- Also known as: Padre del acordeón
- Born: Abel Antonio Villa Villa 1 October 1924 Tenerife, Colombia
- Died: 10 June 2006 (aged 81) Barranquilla, Colombia
- Genres: vallenato
- Spouse: Débora Cañas
- Children: 11

= Abel Antonio Villa =

Colombian accordionist and songwriter

Abel Antonio Villa Villa (1924–2006) was a Colombian accordionist and songwriter.
He appeared on the first commercial vallenato record in 1944, and wrote more than 500 songs in a decades-long career.
In 1998 he was given the title "King for life" at the Festival de la Leyenda Vallenata.

==Biography==
Abel Antonio Villa was born on 1 October 1924 in Tenerife in the department of Magdalena, Colombia, to Antonio Villa Salas and María del Tránsito Villa Barrio.
He had 10 siblings.

Villa began learning accordion at age 9 after hearing Gilberto Bermúdez play, and was later taught by Pacho Rada.
He formed his first band together with his brother Fabián, Julio Bovea, and Virgilio Riasco.
In 1944 Villa played on the first commercial vallenato record, alongside Ezequiel Rodríguez, Guillermo Buitrago, and his brother Fabián, a song called "Las Cosas de las Mujeres" that was released on Odeon Records.
He later signed to Discos Fuentes, where he released his first LP in 1947; by 1979 he had released 22 LPs and more than 500 singles.

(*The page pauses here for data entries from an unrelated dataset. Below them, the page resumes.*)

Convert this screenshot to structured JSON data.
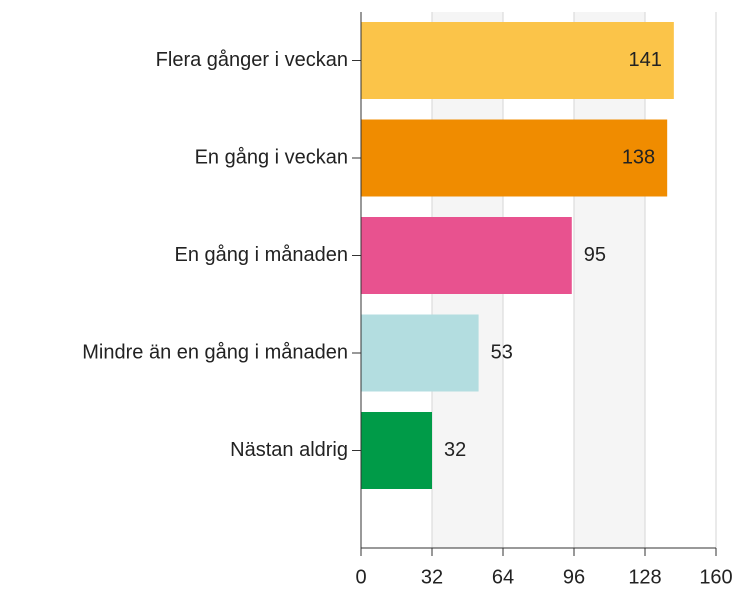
{
  "chart_data": {
    "type": "bar",
    "orientation": "horizontal",
    "categories": [
      "Flera gånger i veckan",
      "En gång i veckan",
      "En gång i månaden",
      "Mindre än en gång i månaden",
      "Nästan aldrig"
    ],
    "values": [
      141,
      138,
      95,
      53,
      32
    ],
    "colors": [
      "#fbc449",
      "#f08c00",
      "#e8528f",
      "#b3dde0",
      "#009b48"
    ],
    "xlim": [
      0,
      160
    ],
    "xticks": [
      0,
      32,
      64,
      96,
      128,
      160
    ],
    "grid": true
  }
}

Villa competed only once in the accordionist competition of the Festival de la Leyenda Vallenata, and did not win. In 1998 he was given the title "King for life" (Spanish: Rey vitalicio) by the festival, alongside Andrés Landero, Antonio Salas, Pacho Rada, and Lorenzo Morales.

Villa was married to Débora Cañas, and had 11 children. He died on 10 June 2006 in Barranquilla.

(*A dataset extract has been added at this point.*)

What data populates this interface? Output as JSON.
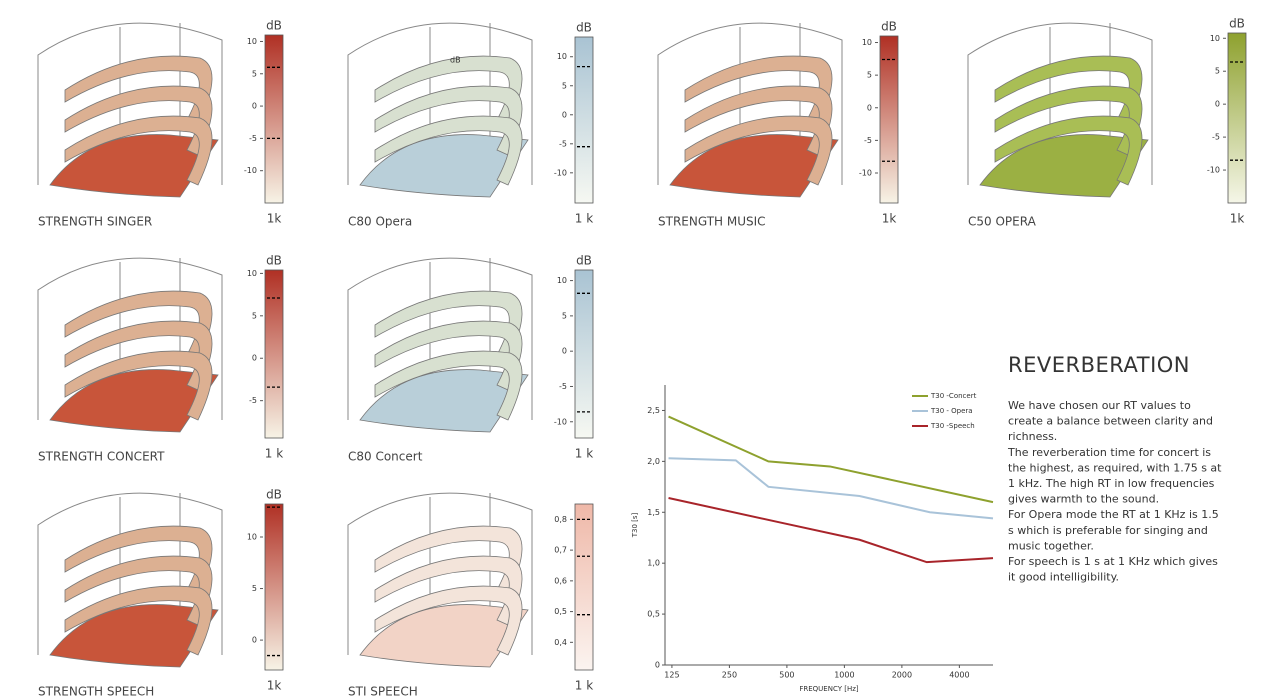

==Musical style and compositions==
Villa wrote over 500 songs in the vallenato rhythms of paseo, merengue, and puya, as well as cumbias. His best-known composition is "El Higuerón", which was popularised by Binomio de Oro.
Other notable compositions by Villa are "Mi Candelaria", "Zoila", and "Amalia Vergara".

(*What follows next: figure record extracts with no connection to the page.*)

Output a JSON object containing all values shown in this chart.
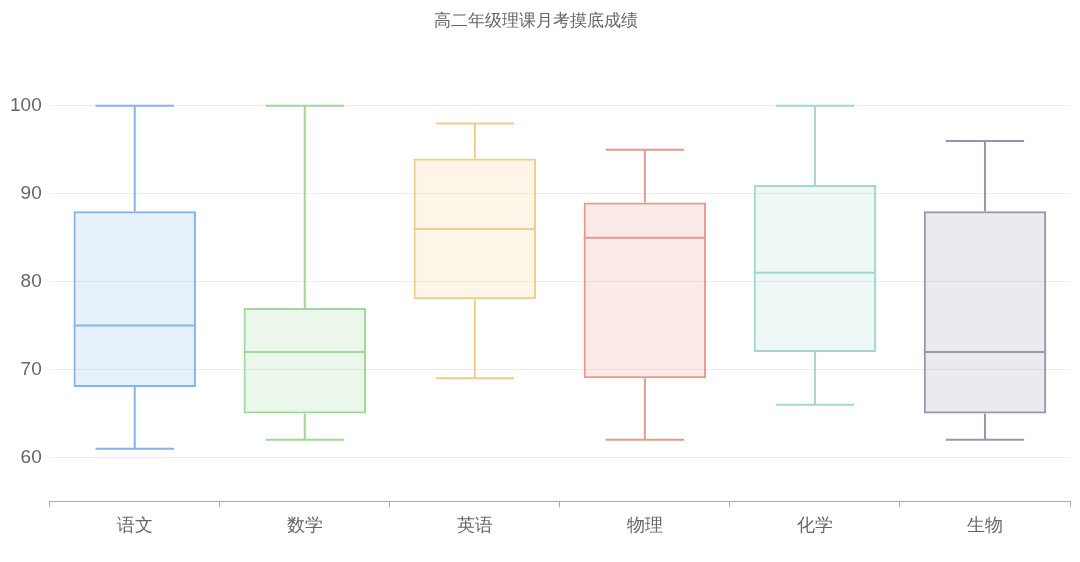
{
  "chart_data": {
    "type": "box",
    "title": "高二年级理课月考摸底成绩",
    "categories": [
      "语文",
      "数学",
      "英语",
      "物理",
      "化学",
      "生物"
    ],
    "boxes": [
      {
        "low": 61,
        "q1": 68,
        "median": 75,
        "q3": 88,
        "high": 100
      },
      {
        "low": 62,
        "q1": 65,
        "median": 72,
        "q3": 77,
        "high": 100
      },
      {
        "low": 69,
        "q1": 78,
        "median": 86,
        "q3": 94,
        "high": 98
      },
      {
        "low": 62,
        "q1": 69,
        "median": 85,
        "q3": 89,
        "high": 95
      },
      {
        "low": 66,
        "q1": 72,
        "median": 81,
        "q3": 91,
        "high": 100
      },
      {
        "low": 62,
        "q1": 65,
        "median": 72,
        "q3": 88,
        "high": 96
      }
    ],
    "colors": [
      "#84b3e6",
      "#a0d89a",
      "#efcd8a",
      "#e49a8d",
      "#a2d6d0",
      "#9a95ad"
    ],
    "ylim": [
      55,
      100
    ],
    "yticks": [
      60,
      70,
      80,
      90,
      100
    ],
    "grid": "y"
  }
}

==="La Muerte de Abel Antonio"===
In 1943, when returning home from military service, Villa stopped to play accordion in various towns in Magdalena. He was in El Banco when a man called Abel Antonio Fernández, who looked like Villa, died. The news that "Abel Antonio has died" got back to his family in Piedras de Moler; his father telegrammed the mayor of El Banco, who confirmed his death. Five days into the wake, Villa appeared.
From that time on he exclusively dressed in white, and he wrote the song "La Muerte de Abel Antonio" (The death of Abel Antonio) about the experience, which has been recorded by several artists including Alfredo Gutiérrez and Binomio de Oro.